Ей не хотелось самой внедряться в эти влажные и душный джунгли, от мешанины тяжелых ароматов начинала кружиться голова, но, если придется, она пойдет до конца. Лишь бы тут помимо экзотических растений, не водились экзотические животные. Мирослава вспомнила смету: никаких животных, только растения, удобрения и препараты для химических обработок.
Она уже почти решилась, когда в самых недрах оранжереи началось какое-то движение, заколыхались верхушки экзотических растений, словно бы к Мирославе сквозь густые заросли прорывался доисторический ящер. Она даже сделала шаг к выходу. Просто так, на всякий случай.
Конечно, это не был доисторический ящер! Конечно, это была всего лишь Лисапета. Как всегда напуганная и встревоженная Лисапета.
– Что случилось?! – Выдохнула она, вытирая влажное и раскрасневшееся лицо уголком повязанной на голове косынки. – Что опять случилось?
Страх и ожидание беды, что веяли от нее, были ощутимы почти физически, они были такими же душными, как и сама атмосфера оранжереи.
– Ничего не случилось, Елизавета Петровна! – Мирослава сделала еще один шаг к выходу.
– Слава богу! – Лисапета сдернула косынку, помахала ею перед лицом. – У меня чуть инфаркт не случился.
– А у меня непременно случится, если мы не выйдем на свежий воздух прямо сейчас. Невыносимая духота! Просто невыносимая!
– Оптимальная, – поправила ее Лисапета. – Вот теперь все, как нужно!
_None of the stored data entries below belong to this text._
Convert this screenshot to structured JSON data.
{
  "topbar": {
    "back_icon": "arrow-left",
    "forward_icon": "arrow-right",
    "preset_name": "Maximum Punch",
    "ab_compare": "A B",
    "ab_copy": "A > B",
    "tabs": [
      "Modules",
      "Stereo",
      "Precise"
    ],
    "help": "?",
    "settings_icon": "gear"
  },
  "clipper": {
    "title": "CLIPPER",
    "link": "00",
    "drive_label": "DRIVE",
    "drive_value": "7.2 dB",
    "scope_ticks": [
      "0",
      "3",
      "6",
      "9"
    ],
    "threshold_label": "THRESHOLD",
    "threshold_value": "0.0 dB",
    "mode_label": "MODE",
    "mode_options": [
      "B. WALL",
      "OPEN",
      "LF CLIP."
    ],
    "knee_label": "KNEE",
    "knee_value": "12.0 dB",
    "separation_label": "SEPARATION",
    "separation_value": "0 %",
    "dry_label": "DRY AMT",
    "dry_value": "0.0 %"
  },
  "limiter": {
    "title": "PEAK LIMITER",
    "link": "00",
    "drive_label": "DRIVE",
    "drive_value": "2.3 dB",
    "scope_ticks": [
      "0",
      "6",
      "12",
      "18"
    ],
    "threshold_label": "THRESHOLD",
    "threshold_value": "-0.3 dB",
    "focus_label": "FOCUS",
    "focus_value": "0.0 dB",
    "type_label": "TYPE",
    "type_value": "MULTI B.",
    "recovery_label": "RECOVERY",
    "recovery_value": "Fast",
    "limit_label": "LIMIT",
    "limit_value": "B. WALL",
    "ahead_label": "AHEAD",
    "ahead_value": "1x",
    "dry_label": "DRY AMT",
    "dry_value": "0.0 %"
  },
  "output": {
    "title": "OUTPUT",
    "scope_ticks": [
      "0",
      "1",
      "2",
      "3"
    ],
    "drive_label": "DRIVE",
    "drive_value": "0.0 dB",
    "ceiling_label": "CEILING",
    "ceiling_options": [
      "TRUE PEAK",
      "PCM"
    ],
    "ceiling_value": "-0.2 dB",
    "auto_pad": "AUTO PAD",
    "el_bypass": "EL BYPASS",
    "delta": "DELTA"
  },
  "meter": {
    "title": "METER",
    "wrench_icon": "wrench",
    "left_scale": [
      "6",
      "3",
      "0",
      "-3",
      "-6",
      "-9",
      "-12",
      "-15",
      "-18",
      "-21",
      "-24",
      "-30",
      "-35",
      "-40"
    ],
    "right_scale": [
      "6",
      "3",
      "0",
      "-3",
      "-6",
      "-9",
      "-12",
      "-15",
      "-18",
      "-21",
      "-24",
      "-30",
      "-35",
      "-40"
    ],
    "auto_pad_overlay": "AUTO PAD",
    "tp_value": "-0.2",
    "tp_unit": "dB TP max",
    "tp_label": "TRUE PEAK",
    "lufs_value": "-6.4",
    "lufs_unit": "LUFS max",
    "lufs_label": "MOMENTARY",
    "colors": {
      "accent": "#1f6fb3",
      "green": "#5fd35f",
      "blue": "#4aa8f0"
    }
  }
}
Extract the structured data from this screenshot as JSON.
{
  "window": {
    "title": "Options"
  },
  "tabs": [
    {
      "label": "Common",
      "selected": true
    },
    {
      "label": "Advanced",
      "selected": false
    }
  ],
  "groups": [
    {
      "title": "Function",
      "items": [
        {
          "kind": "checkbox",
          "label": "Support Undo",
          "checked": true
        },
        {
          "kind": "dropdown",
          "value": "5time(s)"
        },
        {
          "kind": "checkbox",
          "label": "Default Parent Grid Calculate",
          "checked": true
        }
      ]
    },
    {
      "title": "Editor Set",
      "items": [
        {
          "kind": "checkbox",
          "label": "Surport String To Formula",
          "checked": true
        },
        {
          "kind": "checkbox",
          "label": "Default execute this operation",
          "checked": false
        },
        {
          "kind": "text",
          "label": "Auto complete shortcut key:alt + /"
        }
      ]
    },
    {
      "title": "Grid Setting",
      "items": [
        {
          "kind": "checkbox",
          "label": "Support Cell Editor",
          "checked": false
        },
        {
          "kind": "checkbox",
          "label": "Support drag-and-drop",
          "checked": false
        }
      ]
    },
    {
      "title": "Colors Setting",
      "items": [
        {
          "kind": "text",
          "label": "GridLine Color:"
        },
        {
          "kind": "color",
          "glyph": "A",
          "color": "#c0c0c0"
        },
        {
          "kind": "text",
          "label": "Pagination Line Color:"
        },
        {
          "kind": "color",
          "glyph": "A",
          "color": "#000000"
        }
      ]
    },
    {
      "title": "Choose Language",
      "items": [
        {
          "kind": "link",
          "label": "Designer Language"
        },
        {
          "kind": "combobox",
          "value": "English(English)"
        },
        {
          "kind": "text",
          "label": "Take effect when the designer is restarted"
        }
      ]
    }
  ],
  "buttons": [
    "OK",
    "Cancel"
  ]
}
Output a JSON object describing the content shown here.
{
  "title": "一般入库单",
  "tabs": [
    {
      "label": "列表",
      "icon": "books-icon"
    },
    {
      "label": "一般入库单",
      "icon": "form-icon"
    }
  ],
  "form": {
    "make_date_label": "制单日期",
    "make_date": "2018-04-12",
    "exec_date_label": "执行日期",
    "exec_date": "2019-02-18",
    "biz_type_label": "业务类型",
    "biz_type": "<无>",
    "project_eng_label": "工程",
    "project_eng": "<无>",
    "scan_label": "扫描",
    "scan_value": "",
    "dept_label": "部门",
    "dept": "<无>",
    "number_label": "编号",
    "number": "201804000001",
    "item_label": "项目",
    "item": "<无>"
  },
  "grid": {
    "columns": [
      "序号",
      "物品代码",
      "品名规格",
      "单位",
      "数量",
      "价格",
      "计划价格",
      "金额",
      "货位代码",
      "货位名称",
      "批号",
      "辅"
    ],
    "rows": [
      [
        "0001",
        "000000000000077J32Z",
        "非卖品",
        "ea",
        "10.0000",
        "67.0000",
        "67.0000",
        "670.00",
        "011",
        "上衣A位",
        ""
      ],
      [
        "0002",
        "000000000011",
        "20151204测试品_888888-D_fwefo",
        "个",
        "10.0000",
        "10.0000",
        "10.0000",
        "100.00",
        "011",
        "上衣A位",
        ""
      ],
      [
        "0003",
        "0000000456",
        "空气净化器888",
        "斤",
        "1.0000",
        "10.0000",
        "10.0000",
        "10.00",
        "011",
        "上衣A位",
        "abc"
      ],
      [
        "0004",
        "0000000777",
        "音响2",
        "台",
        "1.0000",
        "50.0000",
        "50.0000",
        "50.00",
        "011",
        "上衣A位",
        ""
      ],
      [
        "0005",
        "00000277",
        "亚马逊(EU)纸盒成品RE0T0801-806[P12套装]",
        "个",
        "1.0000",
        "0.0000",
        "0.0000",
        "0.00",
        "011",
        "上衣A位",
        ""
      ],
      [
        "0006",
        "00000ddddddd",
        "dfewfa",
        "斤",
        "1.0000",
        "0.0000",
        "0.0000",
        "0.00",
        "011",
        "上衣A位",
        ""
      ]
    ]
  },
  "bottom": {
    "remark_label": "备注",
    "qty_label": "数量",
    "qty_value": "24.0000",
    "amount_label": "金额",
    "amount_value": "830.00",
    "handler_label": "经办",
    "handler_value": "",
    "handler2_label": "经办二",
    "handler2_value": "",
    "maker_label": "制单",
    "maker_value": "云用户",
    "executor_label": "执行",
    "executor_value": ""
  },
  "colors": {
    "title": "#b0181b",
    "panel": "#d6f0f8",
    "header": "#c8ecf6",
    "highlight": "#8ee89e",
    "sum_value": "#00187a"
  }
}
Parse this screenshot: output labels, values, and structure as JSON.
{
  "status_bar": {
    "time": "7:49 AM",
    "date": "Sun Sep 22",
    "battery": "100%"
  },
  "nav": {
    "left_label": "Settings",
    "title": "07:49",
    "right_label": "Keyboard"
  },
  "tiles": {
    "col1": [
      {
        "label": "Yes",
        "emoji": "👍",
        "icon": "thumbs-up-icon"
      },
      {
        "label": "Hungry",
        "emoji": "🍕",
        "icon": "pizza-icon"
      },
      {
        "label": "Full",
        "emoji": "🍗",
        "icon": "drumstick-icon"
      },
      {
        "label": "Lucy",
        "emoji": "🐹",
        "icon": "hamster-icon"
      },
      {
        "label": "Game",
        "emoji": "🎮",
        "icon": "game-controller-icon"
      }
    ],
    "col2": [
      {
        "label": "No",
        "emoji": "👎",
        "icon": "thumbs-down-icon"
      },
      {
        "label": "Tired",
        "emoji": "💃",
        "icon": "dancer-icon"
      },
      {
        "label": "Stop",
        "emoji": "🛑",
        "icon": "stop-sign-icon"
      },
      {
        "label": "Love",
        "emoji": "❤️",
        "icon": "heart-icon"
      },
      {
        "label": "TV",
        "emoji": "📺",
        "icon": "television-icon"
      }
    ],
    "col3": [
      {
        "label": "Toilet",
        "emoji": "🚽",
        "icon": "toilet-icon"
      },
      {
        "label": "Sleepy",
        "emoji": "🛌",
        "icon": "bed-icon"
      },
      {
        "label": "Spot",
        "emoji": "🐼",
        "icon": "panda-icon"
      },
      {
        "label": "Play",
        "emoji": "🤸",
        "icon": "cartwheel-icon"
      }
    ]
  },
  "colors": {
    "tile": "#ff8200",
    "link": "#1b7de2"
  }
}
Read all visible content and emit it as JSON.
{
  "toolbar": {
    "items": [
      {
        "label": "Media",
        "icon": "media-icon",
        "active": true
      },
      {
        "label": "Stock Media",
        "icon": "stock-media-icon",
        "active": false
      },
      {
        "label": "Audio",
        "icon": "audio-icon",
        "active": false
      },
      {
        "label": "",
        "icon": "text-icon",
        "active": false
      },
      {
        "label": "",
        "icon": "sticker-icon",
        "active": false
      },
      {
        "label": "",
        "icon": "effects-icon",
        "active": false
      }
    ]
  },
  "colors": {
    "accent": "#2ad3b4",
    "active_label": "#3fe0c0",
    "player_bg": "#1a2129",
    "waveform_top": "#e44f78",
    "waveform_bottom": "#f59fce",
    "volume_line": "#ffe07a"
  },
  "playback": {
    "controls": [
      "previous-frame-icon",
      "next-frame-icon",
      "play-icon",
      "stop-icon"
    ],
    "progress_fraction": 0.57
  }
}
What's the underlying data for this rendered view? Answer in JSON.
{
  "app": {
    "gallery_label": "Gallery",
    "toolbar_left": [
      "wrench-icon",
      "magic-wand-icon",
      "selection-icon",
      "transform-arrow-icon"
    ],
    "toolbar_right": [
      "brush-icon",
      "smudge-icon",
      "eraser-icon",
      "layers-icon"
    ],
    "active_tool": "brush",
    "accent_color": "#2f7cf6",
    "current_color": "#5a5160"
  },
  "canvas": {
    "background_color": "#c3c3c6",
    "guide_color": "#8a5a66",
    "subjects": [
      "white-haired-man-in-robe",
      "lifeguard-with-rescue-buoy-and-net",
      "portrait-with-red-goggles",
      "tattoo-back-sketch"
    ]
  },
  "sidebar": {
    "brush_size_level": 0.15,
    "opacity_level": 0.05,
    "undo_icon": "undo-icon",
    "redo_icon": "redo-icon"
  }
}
Ее лицо раскраснелось, лоб снова покрылся каплями влаги, а дыхание было шумным и частым. Не с Лисапетиной тучностью работать в таких вредных условиях, но кто же станет лишать ее единственной радости в жизни? Мирослава не решится. Да и долго ли ей еще позволят хоть что-то здесь решать?
– Жду вас снаружи! – Мирослава вышла из оранжереи, подставила разгоряченное лицо свежему ветру, вытерла лоб рукавом худи.
Лисапета вышла следом, порылась в карманах старых джинсов, вытащила ключ и заперла оранжерею на замок. А Мирослава с какой-то горечью подумала, что теперь можно и не запирать. Наверное, Лисапета подумала о том же, потому что виновато улыбнулась.